Pharmacology of GABA

Abstract
GABA-ergic systems are involved in all the main functions of the brain. In most brain regions impairment of this system produces epileptic activity. GABA-mediated inhibitory function can be enhanced by drugs of at least seven different types. They act on the metabolism or synaptic release of GABA, or its reuptake into neurones of glia, or on various components of the GABA receptor complex (GABA recognition site, "benzodiazepine" receptor or chloride ionophore). Among such compounds, those which act most specifically and potently on GABA receptors remain primarily research tools. Among compounds in clinical use, valproate, benzodiazepines, and anticonvulsant barbiturates al enhance GABA-mediated inhibition. In the future, new inhibitors of GABA uptake, new GABA agonists and potent inhibitors of GABA-transaminase are likely to become available. Trials of drugs enhancing GABA-ergic function have been made in a wide variety of neurological disorders. In most forms of epilepsy a therapeutic effect is evident. Real benefit from GABA therapies has not been demonstrated in the principal disorders of movement (Huntington's chorea, Parkinson's disease, dystonias), except in so far as they have a myoclonic or paroxysmal component. Among psychiatric disorders the acute symptoms of schizophrenia are exacerbated by enhanced GABA-ergic function.
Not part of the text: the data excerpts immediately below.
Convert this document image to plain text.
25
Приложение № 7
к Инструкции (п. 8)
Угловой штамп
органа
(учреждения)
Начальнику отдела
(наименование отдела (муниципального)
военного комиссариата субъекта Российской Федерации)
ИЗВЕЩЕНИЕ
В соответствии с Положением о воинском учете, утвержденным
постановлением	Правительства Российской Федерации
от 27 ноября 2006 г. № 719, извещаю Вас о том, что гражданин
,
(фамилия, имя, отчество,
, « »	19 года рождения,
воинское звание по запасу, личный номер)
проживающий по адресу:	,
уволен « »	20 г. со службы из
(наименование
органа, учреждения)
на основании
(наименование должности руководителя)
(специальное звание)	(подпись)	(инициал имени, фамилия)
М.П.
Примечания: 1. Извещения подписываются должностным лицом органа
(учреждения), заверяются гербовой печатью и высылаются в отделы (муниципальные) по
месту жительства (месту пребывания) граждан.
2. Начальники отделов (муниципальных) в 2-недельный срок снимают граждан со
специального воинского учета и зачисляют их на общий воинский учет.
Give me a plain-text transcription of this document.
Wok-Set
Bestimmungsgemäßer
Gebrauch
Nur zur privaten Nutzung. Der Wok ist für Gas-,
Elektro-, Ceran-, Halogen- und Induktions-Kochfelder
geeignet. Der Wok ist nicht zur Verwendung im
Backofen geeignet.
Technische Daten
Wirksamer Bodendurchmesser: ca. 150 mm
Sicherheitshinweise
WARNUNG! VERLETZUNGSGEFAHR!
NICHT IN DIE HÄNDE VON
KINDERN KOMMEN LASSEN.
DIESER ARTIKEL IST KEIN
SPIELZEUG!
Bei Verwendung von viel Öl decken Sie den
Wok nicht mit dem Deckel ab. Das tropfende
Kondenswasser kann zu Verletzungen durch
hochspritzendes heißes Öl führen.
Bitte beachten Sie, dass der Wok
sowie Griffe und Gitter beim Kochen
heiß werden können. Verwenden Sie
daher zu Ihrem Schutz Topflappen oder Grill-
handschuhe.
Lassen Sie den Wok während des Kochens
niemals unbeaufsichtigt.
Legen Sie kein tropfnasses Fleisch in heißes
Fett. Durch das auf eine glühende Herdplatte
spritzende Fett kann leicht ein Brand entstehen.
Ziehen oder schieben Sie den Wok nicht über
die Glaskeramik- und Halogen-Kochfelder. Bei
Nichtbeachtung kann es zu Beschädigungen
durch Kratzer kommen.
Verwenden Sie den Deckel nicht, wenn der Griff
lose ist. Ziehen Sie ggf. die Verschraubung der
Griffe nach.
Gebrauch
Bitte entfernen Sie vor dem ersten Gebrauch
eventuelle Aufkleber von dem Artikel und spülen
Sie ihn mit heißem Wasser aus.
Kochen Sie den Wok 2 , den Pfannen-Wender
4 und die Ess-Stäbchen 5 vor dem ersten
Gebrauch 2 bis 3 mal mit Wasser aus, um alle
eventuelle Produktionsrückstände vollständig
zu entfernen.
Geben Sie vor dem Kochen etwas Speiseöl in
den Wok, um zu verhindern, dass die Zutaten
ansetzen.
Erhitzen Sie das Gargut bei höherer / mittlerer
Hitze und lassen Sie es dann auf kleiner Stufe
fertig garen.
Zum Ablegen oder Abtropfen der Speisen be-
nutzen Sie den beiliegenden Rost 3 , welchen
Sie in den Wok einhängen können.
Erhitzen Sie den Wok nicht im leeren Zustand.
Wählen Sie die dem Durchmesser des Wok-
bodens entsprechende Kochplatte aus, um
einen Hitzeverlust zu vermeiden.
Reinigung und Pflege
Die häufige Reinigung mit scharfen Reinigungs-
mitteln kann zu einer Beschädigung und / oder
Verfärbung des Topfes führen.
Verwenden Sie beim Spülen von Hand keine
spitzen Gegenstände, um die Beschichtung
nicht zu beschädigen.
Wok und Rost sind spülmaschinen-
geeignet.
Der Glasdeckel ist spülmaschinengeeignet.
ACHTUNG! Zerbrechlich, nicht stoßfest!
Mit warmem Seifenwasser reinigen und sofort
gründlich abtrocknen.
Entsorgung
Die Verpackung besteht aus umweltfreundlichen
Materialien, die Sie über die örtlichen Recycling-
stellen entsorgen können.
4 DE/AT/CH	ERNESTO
Abstinence syndromes (alcohol, barbiturate or narcotic withdrawal) are ameliorated by drugs enhancing GABA-ergic function, and there is some evidence for a beneficial action in anxiety states and mania. Attempts to relate the molecular neurobiology of GABA with clinical pharmacology are of very recent origin. Improved understanding of the variety of GABA receptor mechanisms will provide the key to the more selective pharmacological manipulations that are required for therapeutic success.